The Securities and Exchange Commission announced Thursday the settlement with the NYSE, its trading platforms NYSE Arca and NYSE MKT, and affiliated brokerage Archipelago Securities. The organizations also agreed to hire an independent consultant. The NYSE and the three affiliates neither admitted nor denied the SEC allegations.
The SEC said the rule violations occurred from 2008 to 2012. They included operating a facility for trading blocks of stocks in a manner that didn’t comply with the rules for a period of time, according to the SEC. In another case, the NYSE allegedly allowed some customers to operate their computer trading systems under different terms from others.
The NYSE “failed to live up to its obligations” by failing to comply with its own rules in some cases and not having rules in other cases where it should, SEC Enforcement Director Andrew Ceresny told reporters in a conference call.
The NYSE operates as a so-called self-regulatory organization, which requires it to comply with operating rules and also to monitor the compliance of companies that are members of the exchange.

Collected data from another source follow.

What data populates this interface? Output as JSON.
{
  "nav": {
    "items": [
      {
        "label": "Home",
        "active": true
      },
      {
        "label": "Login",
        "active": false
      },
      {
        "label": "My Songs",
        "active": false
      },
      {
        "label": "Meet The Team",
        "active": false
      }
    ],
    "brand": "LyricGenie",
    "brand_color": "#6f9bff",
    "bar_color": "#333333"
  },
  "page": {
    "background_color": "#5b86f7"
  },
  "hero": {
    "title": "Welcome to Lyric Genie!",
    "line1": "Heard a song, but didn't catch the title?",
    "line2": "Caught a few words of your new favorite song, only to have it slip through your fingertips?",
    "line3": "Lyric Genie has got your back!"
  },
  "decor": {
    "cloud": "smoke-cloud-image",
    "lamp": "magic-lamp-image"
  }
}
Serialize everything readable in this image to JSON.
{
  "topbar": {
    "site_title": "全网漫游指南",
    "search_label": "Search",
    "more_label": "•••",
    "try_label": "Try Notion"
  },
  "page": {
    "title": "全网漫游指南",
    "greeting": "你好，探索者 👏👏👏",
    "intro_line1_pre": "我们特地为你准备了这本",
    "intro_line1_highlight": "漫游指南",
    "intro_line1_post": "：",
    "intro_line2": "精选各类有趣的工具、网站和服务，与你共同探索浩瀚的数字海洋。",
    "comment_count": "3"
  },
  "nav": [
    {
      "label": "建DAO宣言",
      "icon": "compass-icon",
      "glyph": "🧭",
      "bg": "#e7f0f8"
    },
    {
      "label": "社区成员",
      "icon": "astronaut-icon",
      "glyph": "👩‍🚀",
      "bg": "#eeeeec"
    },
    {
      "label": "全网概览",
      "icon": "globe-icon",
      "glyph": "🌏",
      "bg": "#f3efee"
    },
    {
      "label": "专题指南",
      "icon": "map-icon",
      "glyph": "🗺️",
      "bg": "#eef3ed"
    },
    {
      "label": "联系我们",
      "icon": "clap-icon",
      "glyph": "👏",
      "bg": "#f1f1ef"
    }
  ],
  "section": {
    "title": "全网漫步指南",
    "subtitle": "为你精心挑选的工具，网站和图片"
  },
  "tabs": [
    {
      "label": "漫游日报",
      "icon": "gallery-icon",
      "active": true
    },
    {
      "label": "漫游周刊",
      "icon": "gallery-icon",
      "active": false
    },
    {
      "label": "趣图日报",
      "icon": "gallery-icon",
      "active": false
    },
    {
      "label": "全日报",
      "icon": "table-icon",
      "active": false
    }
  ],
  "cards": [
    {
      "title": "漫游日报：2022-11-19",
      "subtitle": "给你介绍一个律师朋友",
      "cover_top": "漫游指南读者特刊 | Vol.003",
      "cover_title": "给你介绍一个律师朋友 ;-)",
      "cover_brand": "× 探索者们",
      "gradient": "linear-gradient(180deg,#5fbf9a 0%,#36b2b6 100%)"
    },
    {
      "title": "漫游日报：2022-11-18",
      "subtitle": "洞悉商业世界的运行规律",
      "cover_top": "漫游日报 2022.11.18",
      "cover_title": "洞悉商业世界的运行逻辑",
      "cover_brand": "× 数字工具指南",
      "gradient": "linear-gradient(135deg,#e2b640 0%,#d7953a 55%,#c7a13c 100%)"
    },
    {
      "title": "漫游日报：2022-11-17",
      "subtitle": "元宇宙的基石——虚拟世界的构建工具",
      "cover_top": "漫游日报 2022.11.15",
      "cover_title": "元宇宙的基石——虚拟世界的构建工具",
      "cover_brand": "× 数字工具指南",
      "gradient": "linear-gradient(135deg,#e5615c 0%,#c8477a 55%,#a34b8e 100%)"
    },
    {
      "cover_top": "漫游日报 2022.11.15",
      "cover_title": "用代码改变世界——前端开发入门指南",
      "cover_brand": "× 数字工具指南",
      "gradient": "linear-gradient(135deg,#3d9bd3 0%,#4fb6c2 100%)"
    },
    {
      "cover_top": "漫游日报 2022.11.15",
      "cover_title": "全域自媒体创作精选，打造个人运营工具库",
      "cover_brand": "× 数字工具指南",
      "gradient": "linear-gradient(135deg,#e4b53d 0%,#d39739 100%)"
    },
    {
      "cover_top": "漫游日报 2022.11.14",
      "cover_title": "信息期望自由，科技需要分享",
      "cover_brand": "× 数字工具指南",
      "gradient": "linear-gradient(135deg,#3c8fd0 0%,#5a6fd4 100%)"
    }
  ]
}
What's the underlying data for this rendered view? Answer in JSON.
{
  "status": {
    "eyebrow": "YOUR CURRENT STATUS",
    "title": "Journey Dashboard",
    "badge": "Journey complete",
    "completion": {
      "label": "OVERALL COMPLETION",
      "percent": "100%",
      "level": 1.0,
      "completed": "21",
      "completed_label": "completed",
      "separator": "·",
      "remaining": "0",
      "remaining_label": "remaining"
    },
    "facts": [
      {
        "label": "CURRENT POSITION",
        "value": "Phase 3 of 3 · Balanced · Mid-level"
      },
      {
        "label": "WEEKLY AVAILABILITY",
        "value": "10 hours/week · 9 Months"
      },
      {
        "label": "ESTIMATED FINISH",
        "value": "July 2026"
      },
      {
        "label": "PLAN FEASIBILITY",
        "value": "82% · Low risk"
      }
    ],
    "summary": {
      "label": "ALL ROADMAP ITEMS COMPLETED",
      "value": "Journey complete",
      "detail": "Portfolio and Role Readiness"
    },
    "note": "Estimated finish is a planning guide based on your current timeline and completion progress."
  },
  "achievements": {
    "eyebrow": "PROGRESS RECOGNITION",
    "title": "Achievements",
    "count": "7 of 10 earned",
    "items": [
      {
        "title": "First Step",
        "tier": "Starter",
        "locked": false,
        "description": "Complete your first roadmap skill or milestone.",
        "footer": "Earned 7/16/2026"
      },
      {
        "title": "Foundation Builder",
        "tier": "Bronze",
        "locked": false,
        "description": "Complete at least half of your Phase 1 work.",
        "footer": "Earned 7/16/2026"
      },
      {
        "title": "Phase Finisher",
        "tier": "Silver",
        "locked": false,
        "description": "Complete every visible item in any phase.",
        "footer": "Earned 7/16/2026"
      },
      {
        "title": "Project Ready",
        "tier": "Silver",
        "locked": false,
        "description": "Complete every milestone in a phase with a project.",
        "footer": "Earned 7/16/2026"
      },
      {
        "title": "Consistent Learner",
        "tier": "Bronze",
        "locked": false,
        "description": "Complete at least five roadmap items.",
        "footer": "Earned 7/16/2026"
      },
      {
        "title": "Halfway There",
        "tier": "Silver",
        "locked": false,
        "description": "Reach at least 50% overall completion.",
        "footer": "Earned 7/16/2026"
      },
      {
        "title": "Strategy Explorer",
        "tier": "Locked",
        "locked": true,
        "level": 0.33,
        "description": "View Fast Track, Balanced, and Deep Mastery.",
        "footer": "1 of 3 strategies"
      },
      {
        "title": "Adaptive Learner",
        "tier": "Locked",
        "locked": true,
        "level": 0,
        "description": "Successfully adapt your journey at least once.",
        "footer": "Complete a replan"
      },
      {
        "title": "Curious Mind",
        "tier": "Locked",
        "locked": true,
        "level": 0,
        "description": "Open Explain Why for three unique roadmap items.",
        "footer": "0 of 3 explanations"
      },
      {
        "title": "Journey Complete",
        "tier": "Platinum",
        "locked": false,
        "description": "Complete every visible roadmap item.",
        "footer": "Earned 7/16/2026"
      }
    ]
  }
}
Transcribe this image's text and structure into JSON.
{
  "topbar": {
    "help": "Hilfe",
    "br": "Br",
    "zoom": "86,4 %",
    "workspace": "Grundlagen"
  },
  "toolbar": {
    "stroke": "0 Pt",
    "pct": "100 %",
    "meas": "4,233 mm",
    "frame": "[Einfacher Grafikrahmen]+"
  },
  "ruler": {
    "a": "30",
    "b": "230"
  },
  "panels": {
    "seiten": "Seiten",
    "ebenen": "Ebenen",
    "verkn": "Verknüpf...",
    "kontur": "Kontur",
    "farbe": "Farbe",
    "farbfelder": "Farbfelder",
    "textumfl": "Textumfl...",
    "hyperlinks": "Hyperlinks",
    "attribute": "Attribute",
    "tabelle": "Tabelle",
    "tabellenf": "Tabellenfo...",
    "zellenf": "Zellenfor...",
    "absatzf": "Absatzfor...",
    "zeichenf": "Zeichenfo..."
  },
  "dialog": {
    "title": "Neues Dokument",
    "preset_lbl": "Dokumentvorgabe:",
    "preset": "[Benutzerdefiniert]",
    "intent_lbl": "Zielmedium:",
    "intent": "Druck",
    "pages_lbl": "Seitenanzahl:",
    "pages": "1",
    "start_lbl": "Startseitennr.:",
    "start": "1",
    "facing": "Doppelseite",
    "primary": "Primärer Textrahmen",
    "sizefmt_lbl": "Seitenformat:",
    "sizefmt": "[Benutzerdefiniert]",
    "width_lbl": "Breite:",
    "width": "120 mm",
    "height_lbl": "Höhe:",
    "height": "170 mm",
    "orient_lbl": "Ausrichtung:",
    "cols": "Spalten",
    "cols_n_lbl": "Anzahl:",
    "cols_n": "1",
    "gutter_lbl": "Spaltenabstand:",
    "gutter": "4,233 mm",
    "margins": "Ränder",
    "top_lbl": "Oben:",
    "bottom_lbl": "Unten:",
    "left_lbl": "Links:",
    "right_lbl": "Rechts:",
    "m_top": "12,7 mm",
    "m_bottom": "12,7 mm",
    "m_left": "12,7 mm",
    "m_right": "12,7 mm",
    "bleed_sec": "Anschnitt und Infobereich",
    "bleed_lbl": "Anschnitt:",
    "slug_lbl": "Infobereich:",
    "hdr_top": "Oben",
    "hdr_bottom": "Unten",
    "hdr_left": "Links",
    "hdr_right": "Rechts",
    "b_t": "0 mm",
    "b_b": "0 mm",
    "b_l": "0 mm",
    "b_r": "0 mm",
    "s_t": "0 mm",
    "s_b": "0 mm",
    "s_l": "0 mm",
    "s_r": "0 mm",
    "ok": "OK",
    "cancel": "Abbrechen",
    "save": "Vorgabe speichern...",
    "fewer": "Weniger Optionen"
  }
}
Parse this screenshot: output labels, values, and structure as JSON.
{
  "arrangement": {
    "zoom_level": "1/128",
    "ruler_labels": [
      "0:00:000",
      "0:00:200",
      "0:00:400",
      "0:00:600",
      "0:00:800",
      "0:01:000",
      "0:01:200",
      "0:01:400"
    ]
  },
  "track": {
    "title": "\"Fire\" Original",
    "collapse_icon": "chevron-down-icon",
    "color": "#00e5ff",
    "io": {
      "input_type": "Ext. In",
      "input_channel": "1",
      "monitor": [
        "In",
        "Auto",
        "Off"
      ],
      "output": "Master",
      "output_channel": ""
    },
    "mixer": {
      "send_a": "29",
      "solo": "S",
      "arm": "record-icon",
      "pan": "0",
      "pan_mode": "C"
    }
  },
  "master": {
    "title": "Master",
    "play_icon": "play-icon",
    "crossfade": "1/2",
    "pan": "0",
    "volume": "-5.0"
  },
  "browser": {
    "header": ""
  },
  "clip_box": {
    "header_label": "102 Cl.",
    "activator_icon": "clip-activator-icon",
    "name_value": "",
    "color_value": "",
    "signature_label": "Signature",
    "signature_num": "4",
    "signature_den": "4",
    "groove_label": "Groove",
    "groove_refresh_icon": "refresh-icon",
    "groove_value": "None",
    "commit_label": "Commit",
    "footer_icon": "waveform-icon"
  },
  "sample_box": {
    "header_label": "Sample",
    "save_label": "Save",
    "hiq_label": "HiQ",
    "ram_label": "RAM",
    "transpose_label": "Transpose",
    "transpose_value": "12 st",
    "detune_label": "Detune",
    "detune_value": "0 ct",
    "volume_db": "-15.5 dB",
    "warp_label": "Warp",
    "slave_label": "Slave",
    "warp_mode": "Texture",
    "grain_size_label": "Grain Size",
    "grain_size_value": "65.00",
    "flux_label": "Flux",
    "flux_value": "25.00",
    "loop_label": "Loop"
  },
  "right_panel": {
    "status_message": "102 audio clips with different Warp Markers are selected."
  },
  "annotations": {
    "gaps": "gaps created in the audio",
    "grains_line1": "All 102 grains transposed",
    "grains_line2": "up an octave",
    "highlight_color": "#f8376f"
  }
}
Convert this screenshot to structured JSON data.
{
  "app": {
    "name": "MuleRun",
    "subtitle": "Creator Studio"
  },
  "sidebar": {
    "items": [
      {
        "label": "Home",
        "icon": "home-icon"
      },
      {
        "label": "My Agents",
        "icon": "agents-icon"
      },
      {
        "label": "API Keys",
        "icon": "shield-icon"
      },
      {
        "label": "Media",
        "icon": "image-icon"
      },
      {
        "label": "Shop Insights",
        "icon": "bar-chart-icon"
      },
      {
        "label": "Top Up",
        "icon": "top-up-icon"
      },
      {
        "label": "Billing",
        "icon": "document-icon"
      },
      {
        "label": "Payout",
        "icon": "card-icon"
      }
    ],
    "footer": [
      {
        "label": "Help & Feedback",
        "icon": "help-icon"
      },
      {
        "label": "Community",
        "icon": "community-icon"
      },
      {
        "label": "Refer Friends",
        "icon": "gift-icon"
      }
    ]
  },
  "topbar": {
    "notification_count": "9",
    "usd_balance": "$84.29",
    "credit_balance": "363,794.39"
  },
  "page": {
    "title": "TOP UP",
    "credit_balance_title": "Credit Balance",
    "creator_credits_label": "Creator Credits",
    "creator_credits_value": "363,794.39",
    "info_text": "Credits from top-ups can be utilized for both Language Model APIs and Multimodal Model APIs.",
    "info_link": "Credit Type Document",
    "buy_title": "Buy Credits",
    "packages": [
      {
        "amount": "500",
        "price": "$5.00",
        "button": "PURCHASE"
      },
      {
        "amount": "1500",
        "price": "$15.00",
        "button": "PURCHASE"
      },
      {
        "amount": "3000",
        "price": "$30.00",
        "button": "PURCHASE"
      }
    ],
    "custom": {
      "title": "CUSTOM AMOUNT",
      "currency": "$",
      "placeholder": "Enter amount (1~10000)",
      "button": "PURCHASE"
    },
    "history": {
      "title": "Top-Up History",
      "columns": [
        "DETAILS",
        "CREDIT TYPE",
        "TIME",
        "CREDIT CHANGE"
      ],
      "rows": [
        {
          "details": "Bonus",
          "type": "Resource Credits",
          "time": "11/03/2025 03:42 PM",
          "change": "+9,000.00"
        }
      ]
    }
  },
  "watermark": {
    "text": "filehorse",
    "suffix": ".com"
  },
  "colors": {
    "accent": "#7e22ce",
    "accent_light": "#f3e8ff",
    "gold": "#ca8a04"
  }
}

The SEC did not allege that the NYSE’s conduct harmed investors. But it said that some of the alleged violations, such as the differing terms for trading systems, could unfairly benefit some traders over others in the absence of a rule to ensure fair treatment.
The SEC has been investigating the practice of co-location, in which high-speed trading firms rent computer space close to an exchange’s system. At issue is whether by enabling those firms to receive trading data more quickly, co-location gives them an unfair advantage over other traders.
The NYSE and the affiliates are owned by the futures exchange IntercontinentalExchange, known as ICE. ICE acquired parent company NYSE Euronext, which also included stock exchanges in Europe, in November for about $8 billion.